MÁAZ
Recent Archaeological Discoveries from Earth’s Second Colony
Developments in imaging and reality synthesis technologies have enabled archeologists to dig into the premains of the early days of the future Máaz colony. Using clues from fossils, potshards and digital precords, we have been able to construct a story about the lives of our descendants. We are pleased to present this unique view of the future for the first time.
MÁAZ: Recent Archeological Discoveries from Earth’s Second Colony
by Kaytea Petro & Julian Barber
Site Specific Installation at 780 Valencia (2022)
Materials list: Fabric, Plastic, Ceramic, Found Objects, Music and Hardware
The question of extra-terrestrial exploration by humanity is simultaneously both exciting and fraught for us as artists. The idea going places Earthlings have never been before, seeing new horizons, discovering new materials and life forms is intensely alluring, yet. As an African-American who’s ancestors were non-consensually brought to the “New World”, and an Irish-Italian sixth-generation descendant of Californian emigrants, our own stories and pasts bear cautionary tales of the dangers of colonialism. We bring complicated feelings to the idea of inter-stellar Manifest Destiny. We are simultaneously energized by Afro-Futurist/Indigenous-Futurist visions of a space society that’s filled with art, joy and music, inhabited by all the brown folk and their space friends too! At the same time, we see the richest people in the world lining up to build powerful, phallic rockets to launch themselves and their friends into space for joyrides, while simultaneously hiring working folks for their future colonial projects. Like the royalty of Europe in the Middle Ages, they are actively recruiting technologists and cartographers to map an easy route to exploit the riches of foreign planets (it’s funny we perceive them as “uninhabited,” like our ancestors saw the New World).

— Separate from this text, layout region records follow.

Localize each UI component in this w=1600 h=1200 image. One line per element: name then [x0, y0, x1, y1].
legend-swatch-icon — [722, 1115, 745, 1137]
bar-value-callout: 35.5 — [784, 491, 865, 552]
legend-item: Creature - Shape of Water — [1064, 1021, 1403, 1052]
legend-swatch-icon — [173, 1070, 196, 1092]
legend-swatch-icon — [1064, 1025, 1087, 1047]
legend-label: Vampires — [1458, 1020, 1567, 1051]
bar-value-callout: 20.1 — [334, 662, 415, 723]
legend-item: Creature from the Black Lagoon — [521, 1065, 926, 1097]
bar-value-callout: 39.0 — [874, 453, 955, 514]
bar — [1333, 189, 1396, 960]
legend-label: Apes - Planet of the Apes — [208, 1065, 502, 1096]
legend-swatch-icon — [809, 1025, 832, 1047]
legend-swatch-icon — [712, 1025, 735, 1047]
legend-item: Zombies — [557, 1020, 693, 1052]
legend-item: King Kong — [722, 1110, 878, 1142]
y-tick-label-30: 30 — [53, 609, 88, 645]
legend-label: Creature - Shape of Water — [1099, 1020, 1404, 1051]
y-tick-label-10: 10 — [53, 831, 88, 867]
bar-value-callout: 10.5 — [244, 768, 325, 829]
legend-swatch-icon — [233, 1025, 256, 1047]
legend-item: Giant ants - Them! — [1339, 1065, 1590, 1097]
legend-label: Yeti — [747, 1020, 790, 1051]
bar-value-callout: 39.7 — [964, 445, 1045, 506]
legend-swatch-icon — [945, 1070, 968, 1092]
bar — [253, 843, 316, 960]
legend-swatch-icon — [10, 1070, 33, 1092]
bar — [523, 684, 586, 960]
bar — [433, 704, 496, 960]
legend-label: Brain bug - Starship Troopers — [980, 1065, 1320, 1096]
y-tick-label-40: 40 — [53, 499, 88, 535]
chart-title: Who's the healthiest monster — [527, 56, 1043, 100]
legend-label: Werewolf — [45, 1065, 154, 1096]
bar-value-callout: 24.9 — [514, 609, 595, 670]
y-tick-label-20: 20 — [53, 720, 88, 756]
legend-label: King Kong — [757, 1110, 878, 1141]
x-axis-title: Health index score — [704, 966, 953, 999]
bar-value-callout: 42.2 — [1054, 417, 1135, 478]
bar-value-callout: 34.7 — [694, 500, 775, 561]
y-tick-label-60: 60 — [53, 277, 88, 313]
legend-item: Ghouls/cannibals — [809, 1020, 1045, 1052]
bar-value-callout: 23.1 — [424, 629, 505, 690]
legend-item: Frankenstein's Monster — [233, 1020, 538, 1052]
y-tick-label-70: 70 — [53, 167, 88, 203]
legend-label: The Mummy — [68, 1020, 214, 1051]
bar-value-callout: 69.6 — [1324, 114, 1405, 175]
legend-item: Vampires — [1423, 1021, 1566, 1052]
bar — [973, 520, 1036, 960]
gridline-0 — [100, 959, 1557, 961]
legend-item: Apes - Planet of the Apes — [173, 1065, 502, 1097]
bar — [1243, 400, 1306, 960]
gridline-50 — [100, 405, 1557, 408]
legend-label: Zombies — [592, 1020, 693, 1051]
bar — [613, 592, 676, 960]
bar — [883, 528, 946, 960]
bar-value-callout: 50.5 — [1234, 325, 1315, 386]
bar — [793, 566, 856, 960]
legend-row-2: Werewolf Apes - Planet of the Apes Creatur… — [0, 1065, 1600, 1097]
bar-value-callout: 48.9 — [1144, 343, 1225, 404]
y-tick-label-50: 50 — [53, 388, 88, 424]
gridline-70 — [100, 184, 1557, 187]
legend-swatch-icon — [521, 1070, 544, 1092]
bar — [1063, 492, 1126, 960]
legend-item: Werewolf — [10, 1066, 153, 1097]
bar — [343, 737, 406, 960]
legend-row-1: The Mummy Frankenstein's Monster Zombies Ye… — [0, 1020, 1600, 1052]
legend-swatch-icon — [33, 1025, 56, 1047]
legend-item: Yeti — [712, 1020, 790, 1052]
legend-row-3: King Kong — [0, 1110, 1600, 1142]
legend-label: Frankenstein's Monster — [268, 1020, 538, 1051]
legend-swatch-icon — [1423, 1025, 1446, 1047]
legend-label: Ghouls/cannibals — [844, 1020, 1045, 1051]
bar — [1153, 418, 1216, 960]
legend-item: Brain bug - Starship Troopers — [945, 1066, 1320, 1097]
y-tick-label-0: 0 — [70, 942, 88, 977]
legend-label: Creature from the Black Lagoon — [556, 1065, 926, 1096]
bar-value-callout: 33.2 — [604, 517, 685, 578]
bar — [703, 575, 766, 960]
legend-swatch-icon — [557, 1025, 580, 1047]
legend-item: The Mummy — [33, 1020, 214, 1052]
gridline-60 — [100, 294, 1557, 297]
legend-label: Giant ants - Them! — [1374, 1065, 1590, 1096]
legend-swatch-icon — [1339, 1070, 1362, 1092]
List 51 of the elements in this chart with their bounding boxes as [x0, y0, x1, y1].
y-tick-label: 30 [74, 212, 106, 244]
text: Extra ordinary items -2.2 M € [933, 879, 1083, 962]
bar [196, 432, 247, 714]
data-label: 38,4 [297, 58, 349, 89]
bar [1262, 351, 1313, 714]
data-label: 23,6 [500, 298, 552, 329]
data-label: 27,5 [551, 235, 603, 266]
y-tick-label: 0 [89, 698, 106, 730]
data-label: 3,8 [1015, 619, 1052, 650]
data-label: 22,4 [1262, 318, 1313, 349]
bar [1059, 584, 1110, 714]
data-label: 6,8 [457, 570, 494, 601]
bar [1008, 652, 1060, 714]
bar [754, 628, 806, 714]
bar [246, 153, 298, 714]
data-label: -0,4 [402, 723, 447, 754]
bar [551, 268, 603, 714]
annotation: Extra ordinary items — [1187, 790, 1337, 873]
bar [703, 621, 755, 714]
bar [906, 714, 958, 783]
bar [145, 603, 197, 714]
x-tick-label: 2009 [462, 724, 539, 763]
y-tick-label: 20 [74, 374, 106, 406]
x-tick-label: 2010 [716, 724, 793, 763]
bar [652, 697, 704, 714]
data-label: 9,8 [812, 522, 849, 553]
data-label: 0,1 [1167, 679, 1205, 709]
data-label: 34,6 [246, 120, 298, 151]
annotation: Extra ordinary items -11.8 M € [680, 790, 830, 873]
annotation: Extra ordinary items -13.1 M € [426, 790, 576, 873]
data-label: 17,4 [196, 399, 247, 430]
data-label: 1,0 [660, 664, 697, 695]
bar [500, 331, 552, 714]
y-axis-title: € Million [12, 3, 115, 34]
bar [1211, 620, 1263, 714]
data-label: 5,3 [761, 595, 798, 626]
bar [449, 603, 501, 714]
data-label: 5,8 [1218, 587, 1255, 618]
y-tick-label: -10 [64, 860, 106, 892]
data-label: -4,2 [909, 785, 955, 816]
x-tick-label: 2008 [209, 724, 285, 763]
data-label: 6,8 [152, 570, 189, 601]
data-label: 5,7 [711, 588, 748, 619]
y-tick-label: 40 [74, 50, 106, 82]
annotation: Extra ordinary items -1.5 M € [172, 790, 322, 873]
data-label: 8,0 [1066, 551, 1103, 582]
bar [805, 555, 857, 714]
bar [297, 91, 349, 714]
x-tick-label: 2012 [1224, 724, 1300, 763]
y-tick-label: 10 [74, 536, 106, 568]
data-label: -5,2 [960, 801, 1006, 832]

The question of whether this is archeology of the future, or archeology from the future is intentionally another conundrum of this project. One of us envisioned archeology done on Máaz long after the early colonial days, sent back to us as a time capsule/warning of what could happen if we stay on our current historical path. It is profoundly optimistic, because this viewpoint believes that people will be able to change the course of human history for the better. The other of us envisioned archeology from the current era, and a straight reading of what “happened” in the future. This view is much more dystopian, and suggests that the cycle of history repeating itself, and the values of exploitative Western Capitalism would be exported with the colonists. Humans would be treated as workers, but actually be complex people. Things would get complicated.
In our attempt to decolonize future interstellar exploration, we ran aground in the fundamental problem of how to decolonize intergalactic “colonies.”
Note: We use Máaz and Mars interchangeably throughout the piece, because much of the land masses on Mars currently being explored by NASA rovers are being named in Navajo.